Compared to the vibes in the crowds outside Paul’s pop-up store in New York City in December, things last night felt a little different. The young fans were still rabid, sure, but something was off. Maybe it was the clear struggles with ticket sales or the fact that unlike the store — Paul only hosted pop-ups in New York and L.A. — the tour is stopping in dozens of cities so people don’t have to travel that far to come see him. The energy didn’t feel the same as it did standing amid throngs of people in the freezing cold and rain willing to wait hours just for the opportunity to catch a glimpse of Paul. (Many pop-up visitors didn’t realize you needed tickets to get inside. They hung around anyway.)
The show’s one surprisingly endearing moment was a guest appearance from Matt Preston, a teacher from Texas who went viral earlier this spring after writing a diss track in response to Paul’s diss track about teachers. Preston performed his rap — not for nothing, his flow isn’t terrible — and hugged it out with Paul. “We don’t teach you to stack your paper because we don’t make a lot of paper,” Preston said, explaining while Paul might have had less-than-ideal teachers back in his school days, most educators are just trying to “do our best.” (One of the gripes cited in “My Teachers” is that Paul was never taught “how to buy a Lambo.”) Paul apologized and shouted, “I love teachers!” The crowd went wild. It was the most wholesome and age-appropriate moment of the whole show. Which, hm, almost like it was orchestrated by somebody trained to work with children!
The most uncomfortable moment of the show was a number devoted to all things “Jerika.” This is Costell and Paul’s couple name. They performed a skit reimagining the time Paul was nervous about asking her out on a date. “Oh my god! Don’t be a sissy! Sack up and ask her,” a voice-over of Paul’s inner monologue said. He did and the two went on a “date” while performing the aptly named “Jerika,” a song in which Paul described her as “cute like a chicken thigh.” A 10-year-old named Julianna told me Paul is a good boyfriend because “he rescued Erika when she was kidnapped.” By this, she means he “rescued” her in a staged video in which she was abducted by “killer clowns.” There was a lot of dramatic posing where two two held each other. They kissed several times. Earlier in the week, Paul dropped a merch line devoted entirely to their relationship.

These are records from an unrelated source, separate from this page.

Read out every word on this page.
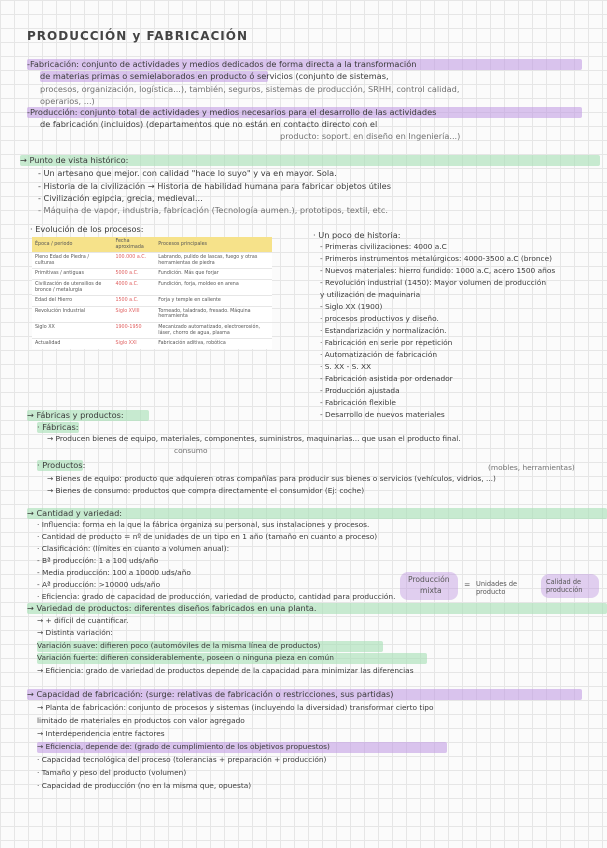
PRODUCCIÓN y FABRICACIÓN
-Fabricación: conjunto de actividades y medios dedicados de forma directa a la transformación
de materias primas o semielaborados en producto ó servicios (conjunto de sistemas,
procesos, organización, logística...), también, seguros, sistemas de producción, SRHH, control calidad,
operarios, ...)
-Producción: conjunto total de actividades y medios necesarios para el desarrollo de las actividades
de fabricación (incluidos) (departamentos que no están en contacto directo con el
producto: soport. en diseño en Ingeniería...)
→ Punto de vista histórico:
- Un artesano que mejor. con calidad "hace lo suyo" y va en mayor. Sola.
- Historia de la civilización → Historia de habilidad humana para fabricar objetos útiles
- Civilización egipcia, grecia, medieval...
- Máquina de vapor, industria, fabricación (Tecnología aumen.), prototipos, textil, etc.
· Evolución de los procesos:
Época / periodo	Fecha aproximada	Procesos principales
Pleno Edad de Piedra / culturas	100.000 a.C.	Labrando, pulido de lascas, fuego y otras herramientas de piedra
Primitivas / antiguas	5000 a.C.	Fundición. Más que forjar
Civilización de utensilios de bronce / metalurgia	4000 a.C.	Fundición, forja, moldeo en arena
Edad del Hierro	1500 a.C.	Forja y temple en caliente
Revolución Industrial	Siglo XVIII	Torneado, taladrado, fresado. Máquina herramienta
Siglo XX	1900-1950	Mecanizado automatizado, electroerosión, láser, chorro de agua, plasma
Actualidad	Siglo XXI	Fabricación aditiva, robótica
· Un poco de historia:
- Primeras civilizaciones: 4000 a.C
- Primeros instrumentos metalúrgicos: 4000-3500 a.C (bronce)
- Nuevos materiales: hierro fundido: 1000 a.C, acero 1500 años
- Revolución industrial (1450): Mayor volumen de producción
y utilización de maquinaria
- Siglo XX (1900)
· procesos productivos y diseño.
· Estandarización y normalización.
· Fabricación en serie por repetición
· Automatización de fabricación
· S. XX - S. XX
- Fabricación asistida por ordenador
- Producción ajustada
- Fabricación flexible
- Desarrollo de nuevos materiales
→ Fábricas y productos:
· Fábricas:
→ Producen bienes de equipo, materiales, componentes, suministros, maquinarias... que usan el producto final.
consumo
· Productos:	(mobles, herramientas)
→ Bienes de equipo: producto que adquieren otras compañías para producir sus bienes o servicios (vehículos, vidrios, ...)
→ Bienes de consumo: productos que compra directamente el consumidor (Ej: coche)
→ Cantidad y variedad:
· Influencia: forma en la que la fábrica organiza su personal, sus instalaciones y procesos.
· Cantidad de producto = nº de unidades de un tipo en 1 año (tamaño en cuanto a proceso)
· Clasificación: (límites en cuanto a volumen anual):
- Bª producción: 1 a 100 uds/año
- Media producción: 100 a 10000 uds/año
- Aª producción: >10000 uds/año
· Eficiencia: grado de capacidad de producción, variedad de producto, cantidad para producción.
Producción
mixta
= Unidades de producto
Calidad de producción
→ Variedad de productos: diferentes diseños fabricados en una planta.
→ + difícil de cuantificar.
→ Distinta variación:
Variación suave: difieren poco (automóviles de la misma línea de productos)
Variación fuerte: difieren considerablemente, poseen o ninguna pieza en común
→ Eficiencia: grado de variedad de productos depende de la capacidad para minimizar las diferencias
→ Capacidad de fabricación: (surge: relativas de fabricación o restricciones, sus partidas)
→ Planta de fabricación: conjunto de procesos y sistemas (incluyendo la diversidad) transformar cierto tipo
limitado de materiales en productos con valor agregado
→ Interdependencia entre factores
→ Eficiencia, depende de: (grado de cumplimiento de los objetivos propuestos)
· Capacidad tecnológica del proceso (tolerancias + preparación + producción)
· Tamaño y peso del producto (volumen)
· Capacidad de producción (no en la misma que, opuesta)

Later in the show, Erika performed her song “Chitty Bang.” It’s catchy as hell and a fan favorite. There’s a charming verse about how she has “a flat stomach and green eyes.” None of the kids I asked had ever heard of Chitty Chitty Bang Bang. That, and the fact that I came with a pair of earplugs, made me feel, at age 26, very old. Paul offered up an inspirational speech about smiling and dabbing on your haters. “Mini Jake Paul,” a child of YouTubers who went viral in his own right for looking like a toddler version of Paul, appeared on stage. The crowd lost it. Paul declared us “rowdy.” The group closed the night with another performance of “It’s Everyday Bro,” but this time in bedazzled tracksuits. It was 8:53 p.m. I know this because I wrote down the time and scrawled “IS THIS THE END????”

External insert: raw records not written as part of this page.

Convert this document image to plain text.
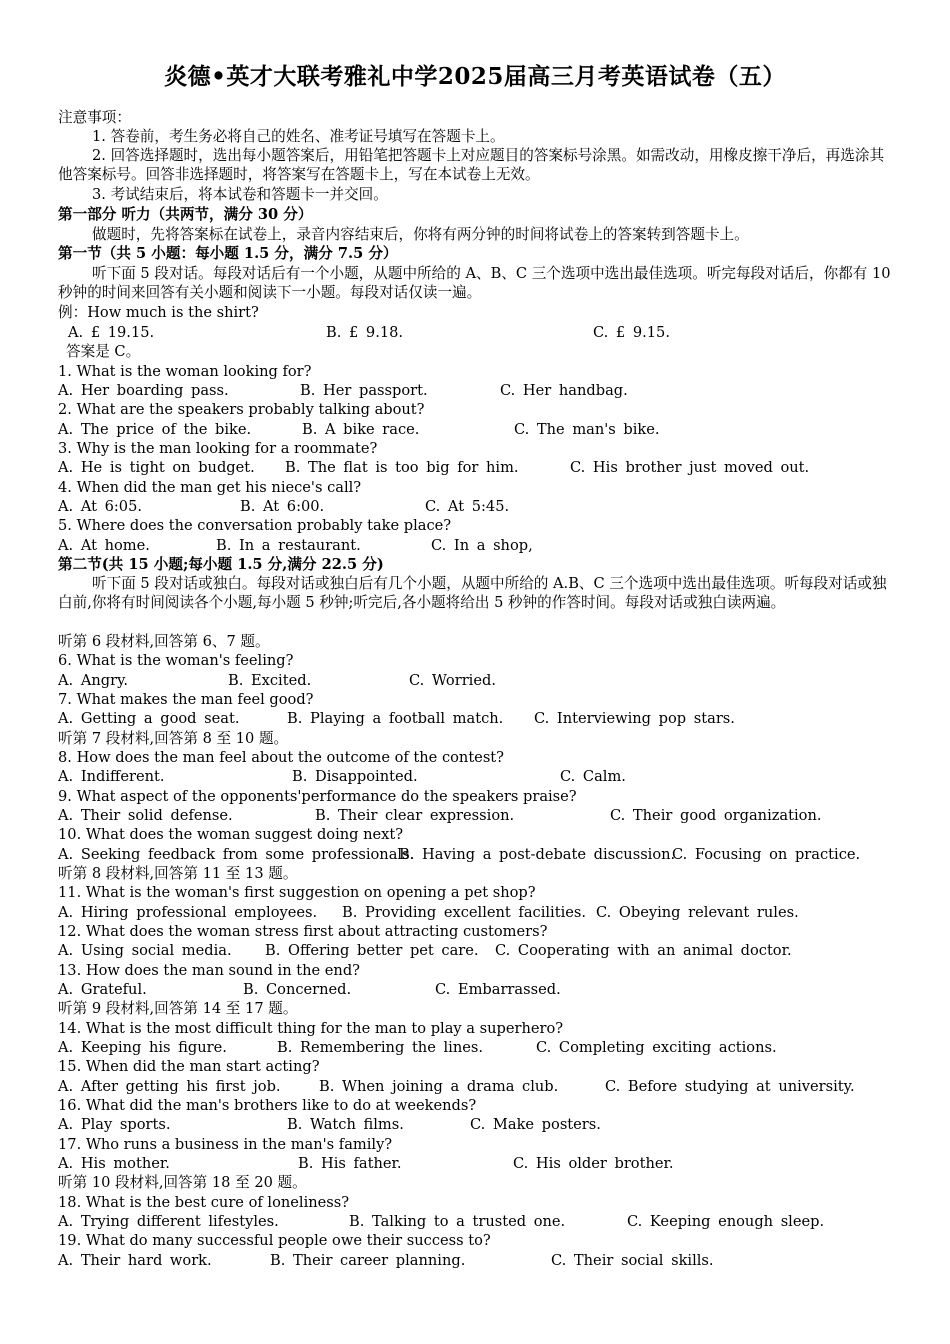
炎德•英才大联考雅礼中学2025届高三月考英语试卷（五）
注意事项：
1. 答卷前，考生务必将自己的姓名、准考证号填写在答题卡上。
2. 回答选择题时，选出每小题答案后，用铅笔把答题卡上对应题目的答案标号涂黑。如需改动，用橡皮擦干净后，再选涂其他答案标号。回答非选择题时，将答案写在答题卡上，写在本试卷上无效。
3. 考试结束后，将本试卷和答题卡一并交回。
第一部分 听力（共两节，满分 30 分）
做题时，先将答案标在试卷上，录音内容结束后，你将有两分钟的时间将试卷上的答案转到答题卡上。
第一节（共 5 小题：每小题 1.5 分，满分 7.5 分）
听下面 5 段对话。每段对话后有一个小题，从题中所给的 A、B、C 三个选项中选出最佳选项。听完每段对话后，你都有 10 秒钟的时间来回答有关小题和阅读下一小题。每段对话仅读一遍。
例：How much is the shirt?
A. £ 19.15.	B. £ 9.18.	C. £ 9.15.
答案是 C。
1. What is the woman looking for?
A. Her boarding pass.	B. Her passport.	C. Her handbag.
2. What are the speakers probably talking about?
A. The price of the bike.	B. A bike race.	C. The man's bike.
3. Why is the man looking for a roommate?
A. He is tight on budget. B. The flat is too big for him.	C. His brother just moved out.
4. When did the man get his niece's call?
A. At 6:05.	B. At 6:00.	C. At 5:45.
5. Where does the conversation probably take place?
A. At home.	B. In a restaurant.	C. In a shop,
第二节(共 15 小题;每小题 1.5 分,满分 22.5 分)
听下面 5 段对话或独白。每段对话或独白后有几个小题，从题中所给的 A.B、C 三个选项中选出最佳选项。听每段对话或独白前,你将有时间阅读各个小题,每小题 5 秒钟;听完后,各小题将给出 5 秒钟的作答时间。每段对话或独白读两遍。
听第 6 段材料,回答第 6、7 题。
6. What is the woman's feeling?
A. Angry.	B. Excited.	C. Worried.
7. What makes the man feel good?
A. Getting a good seat.	B. Playing a football match. C. Interviewing pop stars.
听第 7 段材料,回答第 8 至 10 题。
8. How does the man feel about the outcome of the contest?
A. Indifferent.	B. Disappointed.	C. Calm.
9. What aspect of the opponents'performance do the speakers praise?
A. Their solid defense.	B. Their clear expression.	C. Their good organization.
10. What does the woman suggest doing next?
A. Seeking feedback from some professionals.
B. Having a post-debate discussion.
C. Focusing on practice.
听第 8 段材料,回答第 11 至 13 题。
11. What is the woman's first suggestion on opening a pet shop?
A. Hiring professional employees. B. Providing excellent facilities. C. Obeying relevant rules.
12. What does the woman stress first about attracting customers?
A. Using social media. B. Offering better pet care. C. Cooperating with an animal doctor.
13. How does the man sound in the end?
A. Grateful.	B. Concerned.	C. Embarrassed.
听第 9 段材料,回答第 14 至 17 题。
14. What is the most difficult thing for the man to play a superhero?
A. Keeping his figure.	B. Remembering the lines.	C. Completing exciting actions.
15. When did the man start acting?
A. After getting his first job.	B. When joining a drama club.	C. Before studying at university.
16. What did the man's brothers like to do at weekends?
A. Play sports.	B. Watch films.	C. Make posters.
17. Who runs a business in the man's family?
A. His mother.	B. His father.	C. His older brother.
听第 10 段材料,回答第 18 至 20 题。
18. What is the best cure of loneliness?
A. Trying different lifestyles.	B. Talking to a trusted one.	C. Keeping enough sleep.
19. What do many successful people owe their success to?
A. Their hard work.	B. Their career planning.	C. Their social skills.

The lights came on and we all began sauntering toward the door. When I spotted her afterward, Ashley — the girl I met on crutches — told me the show was “amazing” and that Jake Paul pointed her out in the crowd, shouting something from stage about seeing “you with the poster.” “I was the one with the poster,” the 12-year-old explained. I didn’t have the heart to point out that there were at least a dozen signs in the crowd.